Zumindest bei den Kindern gebe es einen ersten Hoffnungsschimmer: Der Anteil Übergewichtiger bei den Einschulungsuntersuchungen sei seit einigen Jahren stabil, in einigen Bundesländern wie etwa Thüringen sogar rückläufig, sagt der Ernährungswissenschaftler Helmut Heseker von der Universität Paderborn, der zugleich Präsidiumsmitglied der Deutschen Gesellschaft für Ernährung (DGE) ist. Gerade für Kinder und Jugendliche sei Übergewicht der massiven Langzeitfolgen fatal. Bei den Erwachsenen sei vor allem die Entwicklung problematisch, dass zwar die Zahl der leicht Übergewichtigen (BMI 25-30) inzwischen stagniere, die Dicken aber immer dicker würden. „Wer mit 40 Jahren adipös ist, hat statistisch eine um fünf bis acht Jahre reduzierte Lebenserwartung.“Zudem litten solche Menschen meist viele Jahre an chronischen Krankheiten. Von einmal angelegtem Übergewicht wieder wegzukommen, sei oft extrem schwer, weil der Körper immer wieder auf sein früheres Höchstgewicht zusteuere, erklärt Heseker.

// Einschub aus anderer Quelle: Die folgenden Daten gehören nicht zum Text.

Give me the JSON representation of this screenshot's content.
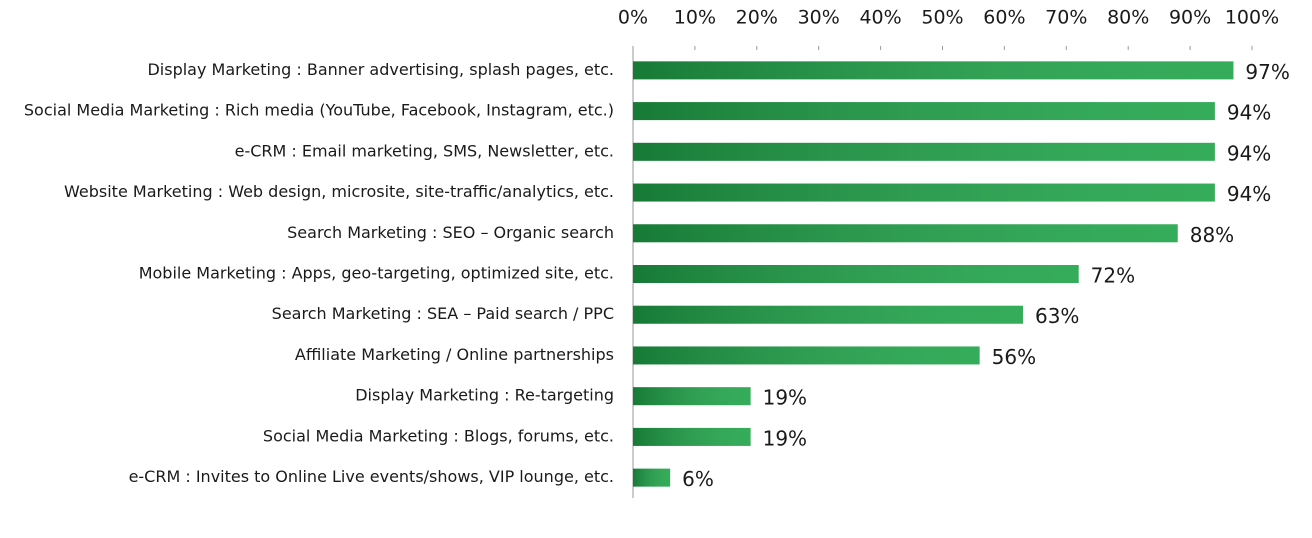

Die Folgen von Übergewicht sind fatal: Mit der Zahl adipöser Schwangerer steige nicht nur die Zahl direkter Komplikationen etwa bei der Geburt, sondern auch das Risiko ihrer Kinder, selbst später an Übergewicht und damit verbundenen Krankheiten zu leiden. Der aktuellen Studie zufolge starben 2015 weltweit etwa vier Millionen Menschen an den Folgen ihres Übergewichts. Todesursachen waren in zwei Dritteln der Fälle HerzKreislauferkrankungen. Es folgten Diabetes (15 Prozent) sowie chronische Nierenerkrankungen und Krebs (unter zehn Prozent).
Zu viel Kalorien, zu wenig Energieverbrauch
Vor einem Jahr war eine Studie im Fachblatt „The Lancet“zu einer anderen Zahl von Fettleibigen gekommen. Demnach zählten 2014 gut 640 Millionen Menschen ab 18 Jahren dazu – 266 Millionen Männer und 375 Millionen Frauen. Solche weltweiten Berechnungen beruhten auf einer Kombination von Studien, deren Daten hochgerechnet würden, sagt Frank Jakobus Rühli vom Institut für Evolutionäre Medizin der Universität Zürich, Koautor der „Lancet“-Veröffentlichung. „Das ist immer etwas unsicher.“Dennoch spiegeln die zunehmenden Zahlen einen wichtigen Trend wider, so Rühli. „Das ist insbesondere bei Jugendlichen ein Problem“, sagt er. Es gebe heutzutage mehr Möglichkeiten, übermäßig Kalorien aufzunehmen, gleichzeitig sinke bei vielen Menschen der Energieverbrauch.
Der menschliche Körper sei von der Evolution darauf getrimmt worden, auf Hunger und Zeiten des Mangels zu reagieren, erklärt DGE-Präsident Heseker. Dieser Effekt sei mit ein Grund dafür, dass gerade in Ländern, in denen Hunger vor ein, zwei Generationen noch alltäglich war, die Zahl Übergewichtiger so massiv in die Höhe schnelle.